U.S. and European satellite manufacturers expect a slowdown in commercial orders in 2011 but are not forecasting a sharp downturn in the next couple of years, especially given the solid underlying market for replacing existing spacecraft.
Speaking Sep. 12, manufacturers also said the average on-board power for commercial satellites will continue to increase as the older spacecraft now serving direct-broadcast television applications are replaced.
The question for these companies, and for the market at large, is how many commercial telecommunications satellites to be ordered in the coming years will be subject to open, competitive bidding, and how many will be the result of captive-market deals.
India and China are perhaps the biggest question marks. Chinese satellite manufacturers currently supply their domestic market, and have concluded a half-dozen export deals that bundle the satellite with a launch aboard a Chinese Long March rocket. Long March vehicles for the past 12 years have been all but barred from most commercial launch competitions by the U.S. government’s policy of forbidding U.S.-built satellite parts from being exported to China for launch.
The Indian Space Research Organisation (ISRO) is trying to keep up with India’s exploding direct-broadcast television demand by building higher-power satellites, but to date has been obliged to cut deals with foreign satellite operators to provide capacity to India’s market.
The industry consensus is that, after an average of 23 commercial telecommunications satellites ordered on the open market each year for the past five years, 2011 will show a drop. A slow first nine months has yielded just 11 commercial, open-competition orders, but U.S. and European builders expect another seven or eight contracts to be signed before January.
Cedric Balty, vice president of marketing for Thales Alenia Space of France and Italy, said that if 2011 ends with less than 20 satellites ordered it may suggest a downturn that is smoother than the sharp market contraction in 2002.
One way manufacturers hope to mitigate the effect of the market’s decline is to add value to those satellites that are ordered. Introducing electric propulsion — perhaps for satellite orbit-raising in addition to maintaining the spacecraft stably in position over 15 years — is one possible technology advance. Using electric propulsion to move a satellite from its drop-off point in geostationary transfer orbit to its final geostationary position saves hundreds of kilograms in weight that can be used to reduce the price of the launch or to add payload capacity.
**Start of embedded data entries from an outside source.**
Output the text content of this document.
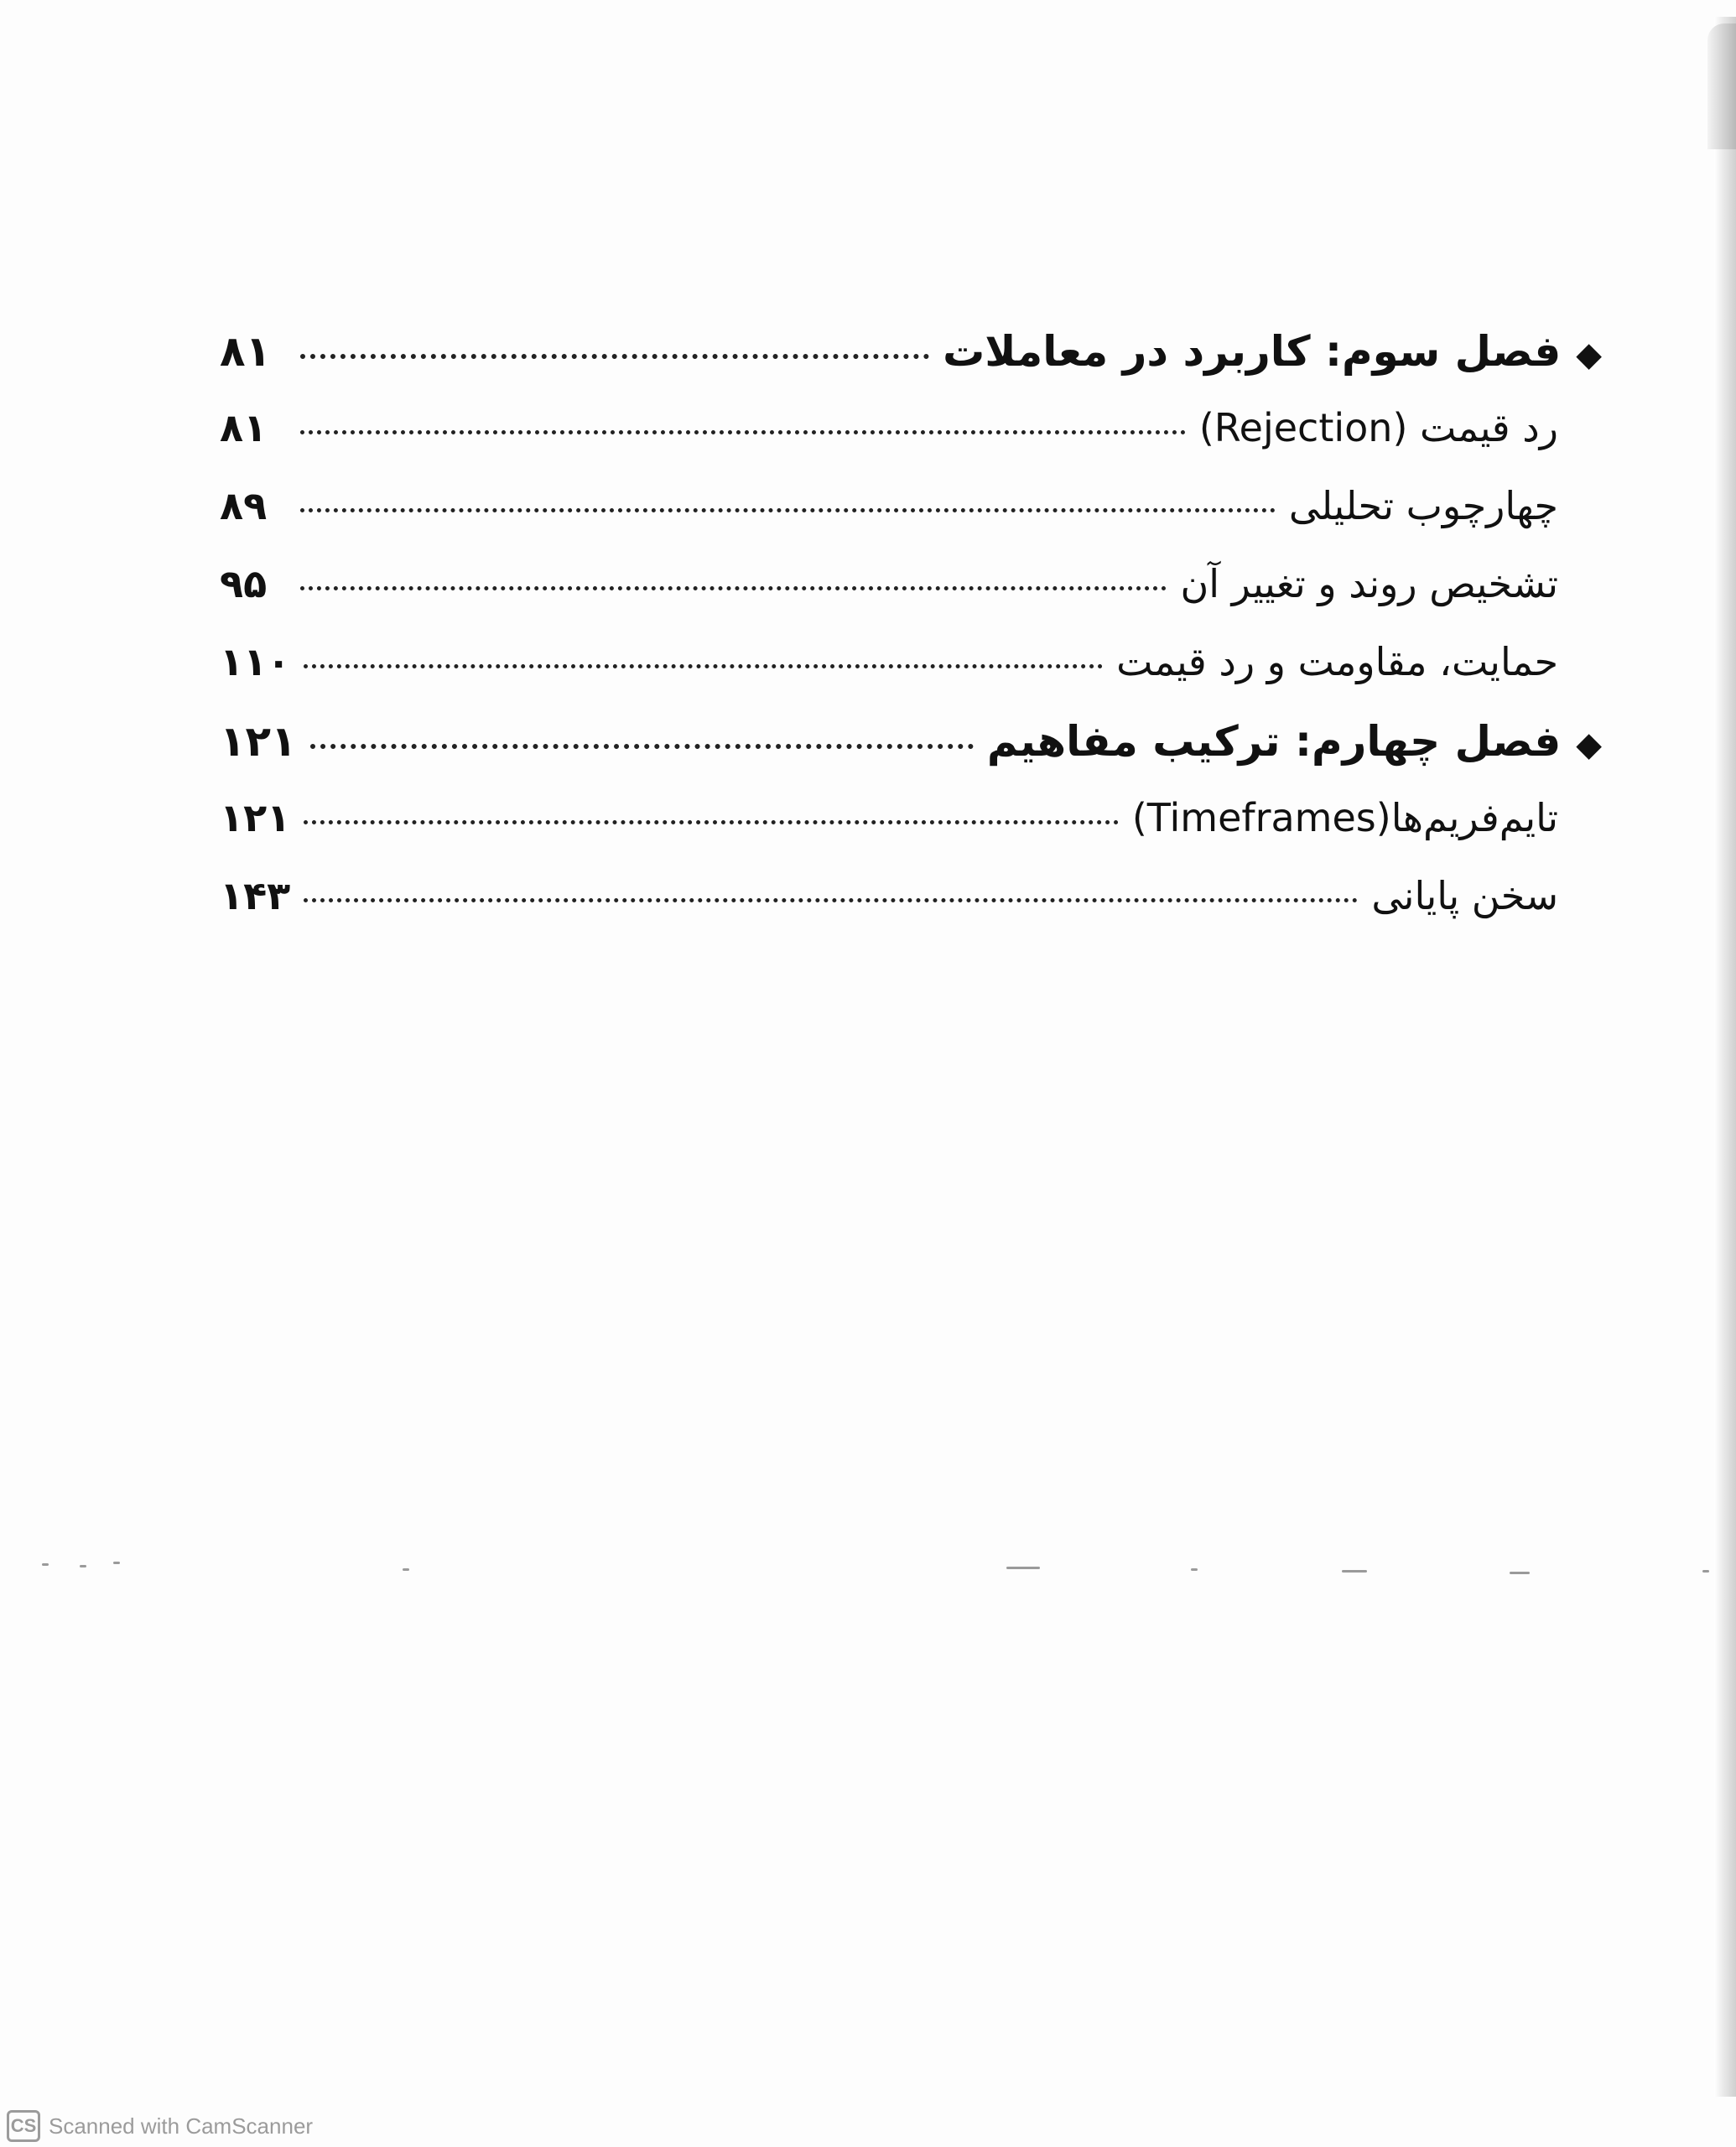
◆
فصل سوم: کاربرد در معاملات
۸۱
رد قیمت (Rejection)
۸۱
چهارچوب تحلیلی
۸۹
تشخیص روند و تغییر آن
۹۵
حمایت، مقاومت و رد قیمت
۱۱۰
◆
فصل چهارم: ترکیب مفاهیم
۱۲۱
تایم‌فریم‌ها(Timeframes)
۱۲۱
سخن پایانی
۱۴۳
CS Scanned with CamScanner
Seeking out secondary payloads that can ride piggyback on a commercial satellite is another option. Kathy Shockey, vice president for research and business development at Space Systems/Loral of Palo Alto, Calif., said Loral estimates that nine commercial telecommunications satellites per year could host payloads from government agencies or other institutions without compromising the main telecommunications mission.
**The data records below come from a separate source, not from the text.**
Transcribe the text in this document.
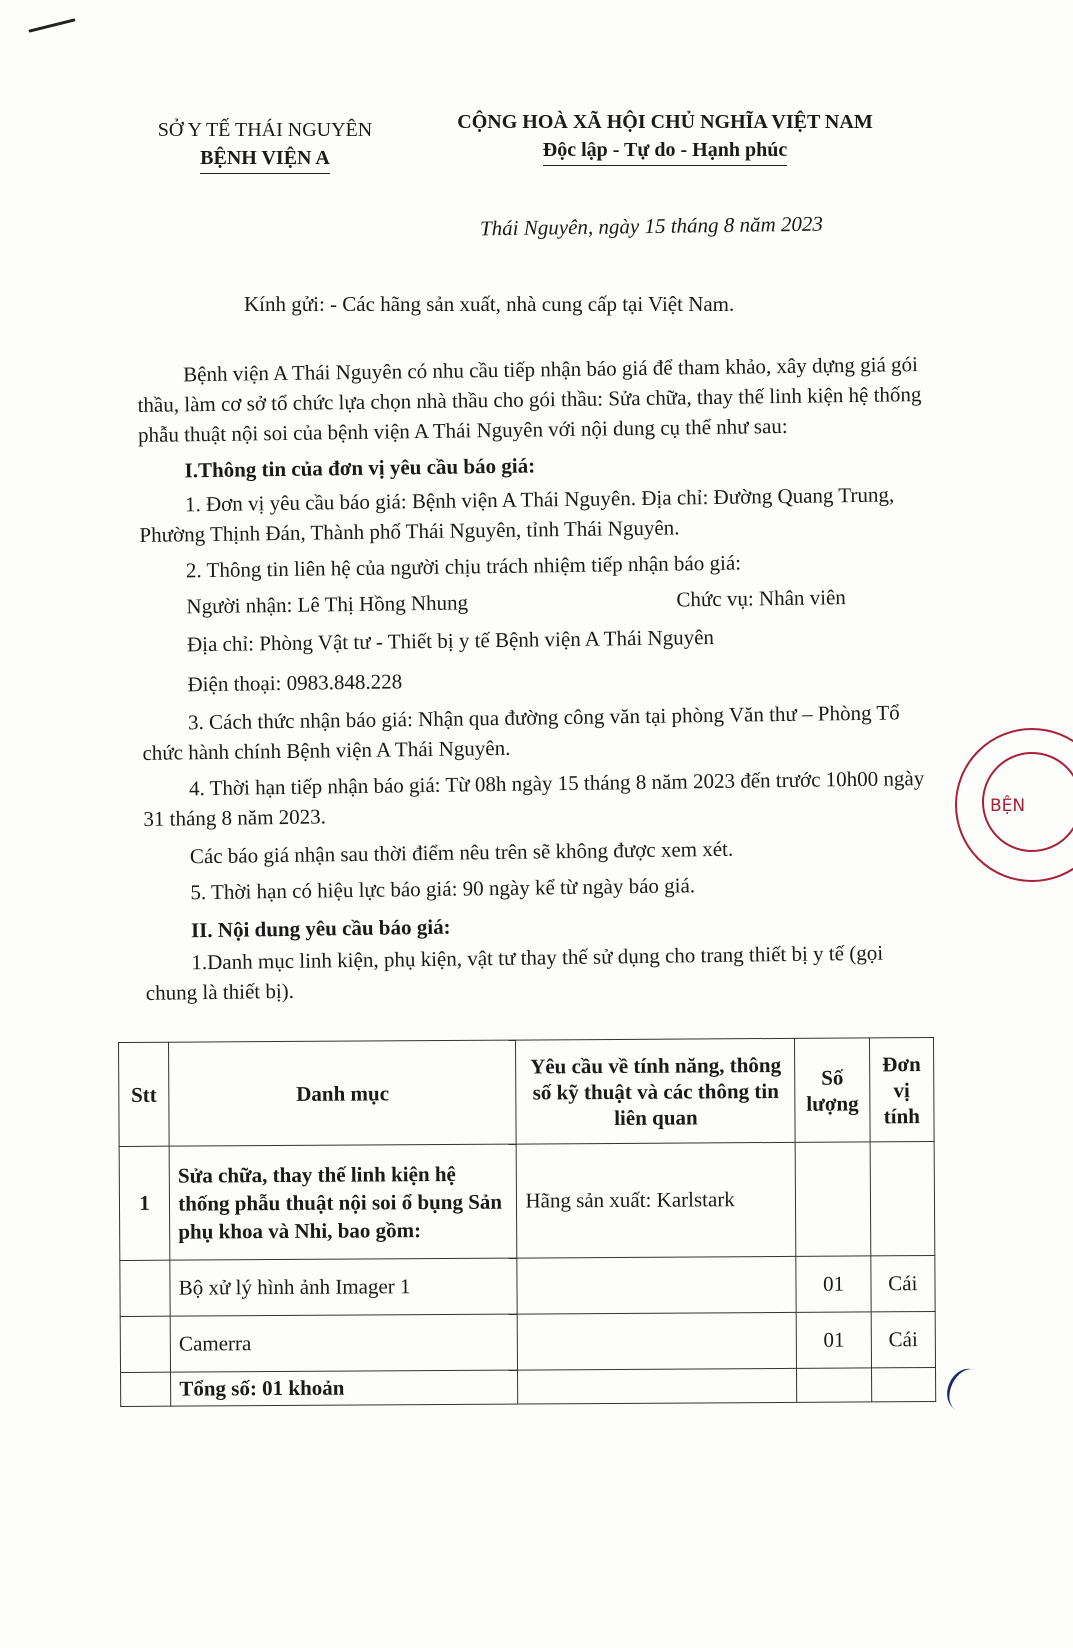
SỞ Y TẾ THÁI NGUYÊN
BỆNH VIỆN A
CỘNG HOÀ XÃ HỘI CHỦ NGHĨA VIỆT NAM
Độc lập - Tự do - Hạnh phúc
Thái Nguyên, ngày 15 tháng 8 năm 2023
Kính gửi: - Các hãng sản xuất, nhà cung cấp tại Việt Nam.

Bệnh viện A Thái Nguyên có nhu cầu tiếp nhận báo giá để tham khảo, xây dựng giá gói thầu, làm cơ sở tổ chức lựa chọn nhà thầu cho gói thầu: Sửa chữa, thay thế linh kiện hệ thống phẫu thuật nội soi của bệnh viện A Thái Nguyên với nội dung cụ thể như sau:

I.Thông tin của đơn vị yêu cầu báo giá:

1. Đơn vị yêu cầu báo giá: Bệnh viện A Thái Nguyên. Địa chỉ: Đường Quang Trung, Phường Thịnh Đán, Thành phố Thái Nguyên, tỉnh Thái Nguyên.

2. Thông tin liên hệ của người chịu trách nhiệm tiếp nhận báo giá:

Người nhận: Lê Thị Hồng Nhung	Chức vụ: Nhân viên

Địa chỉ: Phòng Vật tư - Thiết bị y tế Bệnh viện A Thái Nguyên

Điện thoại: 0983.848.228

3. Cách thức nhận báo giá: Nhận qua đường công văn tại phòng Văn thư – Phòng Tổ chức hành chính Bệnh viện A Thái Nguyên.

4. Thời hạn tiếp nhận báo giá: Từ 08h ngày 15 tháng 8 năm 2023 đến trước 10h00 ngày 31 tháng 8 năm 2023.

Các báo giá nhận sau thời điểm nêu trên sẽ không được xem xét.

5. Thời hạn có hiệu lực báo giá: 90 ngày kể từ ngày báo giá.

II. Nội dung yêu cầu báo giá:

1.Danh mục linh kiện, phụ kiện, vật tư thay thế sử dụng cho trang thiết bị y tế (gọi chung là thiết bị).

Stt	Danh mục	Yêu cầu về tính năng, thông số kỹ thuật và các thông tin liên quan	Số lượng	Đơn vị tính
1	Sửa chữa, thay thế linh kiện hệ thống phẫu thuật nội soi ổ bụng Sản phụ khoa và Nhi, bao gồm:	Hãng sản xuất: Karlstark		
	Bộ xử lý hình ảnh Imager 1		01	Cái
	Camerra		01	Cái
	Tổng số: 01 khoản			
BỆN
Shockey said the assessment eliminates the heaviest and lightest telecommunications satellites from the mix, as these are less likely to have space aboard for a hosted payload. “Nine satellites per year that could host a payload — that’s quite an opportunity,” Shockey said.
Jean-Francois Charrier, vice president of marketing and international relations at Astrium Satellites of Europe, said Astrium forecasts between 20 and 22 commercial telecommunications satellites per year for the global market in the coming years, of which only 18 will be accessible to Western prime contractors, by which he meant U.S., European and Japanese manufacturers.
Astrium estimates that 40 percent of the orders in the next few years will be for replacement of satellites currently in orbit. A majority of the satellites to be ordered worldwide will be for relatively large satellites with more than 8 kilowatts of on-board power to the payload when measured at the end of the satellite’s 15-year life.
Ka-band frequencies for local television broadcasting and broadband applications are one reason for the higher power requirement. Charrier said that of the 14 telecommunications satellites now under construction at Astrium, eight include Ka-band capacity.
Loral, which specializes in high-powered satellites, agrees that higher power will be a requirement for many of the new satellites to be ordered. Shockey said the average telecommunications satellite launched a decade ago carried 5 kilowatts of power. Today, the average satellite has 9 kilowatts of power. Loral’s average spacecraft now has 15 kilowatts and the company has booked orders for five spacecraft nearing 20 kilowatts of power.